In ricordo di Ingeborg Bachmann

“Dagli interni delle case, dove si consuma una morte lenta per mancanza di verità, per il grigiore delle abitudini, gli odi trattenuti, i tradimenti nascosti, l’infamia degli uomini va a ricongiungersi alle “squallide azioni” della loro vita pubblica. Solo una donna che, per intelligenza e cultura, è riuscita ad addentrarsi in un mondo che non le era destinato, tanto da attribuirsi – nel racconto Il trentesimo anno- un Io maschile, può dire di averne capito le mascherature e gli inganni e, proprio per questo, di non essere disposta a condividerli.”

F. De La Motte-Fouqué , “Ondina. La ninfa che divenne donna per amare”,
Ingeborg Bachmann, “Ondina se ne va”, Filema Edizioni, Napoli 2004.

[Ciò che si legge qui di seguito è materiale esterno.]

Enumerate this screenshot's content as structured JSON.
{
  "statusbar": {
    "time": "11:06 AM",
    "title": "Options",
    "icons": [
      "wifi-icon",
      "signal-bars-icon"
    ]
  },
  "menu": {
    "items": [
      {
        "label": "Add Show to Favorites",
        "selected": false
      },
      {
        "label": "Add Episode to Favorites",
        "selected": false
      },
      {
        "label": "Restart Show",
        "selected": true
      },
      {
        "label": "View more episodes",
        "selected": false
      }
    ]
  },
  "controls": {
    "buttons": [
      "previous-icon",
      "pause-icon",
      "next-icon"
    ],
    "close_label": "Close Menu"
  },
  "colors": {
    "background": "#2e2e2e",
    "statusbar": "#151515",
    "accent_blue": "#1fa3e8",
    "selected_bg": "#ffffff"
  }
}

Frammenti dalla mia Lettura ai due testi

A tutte le donne che incontrano, gli uomini assegnano una funzione, affinché nulla venga loro a mancare: ne fanno le loro mogli, le donne per un giorno, un weekend e per tutta la vita; le vogliono come Muse o ‘bestie da soma’, come ‘compagne istruite e comprensive’ o ‘collaboratrici’ per garantirsi un futuro o una discendenza.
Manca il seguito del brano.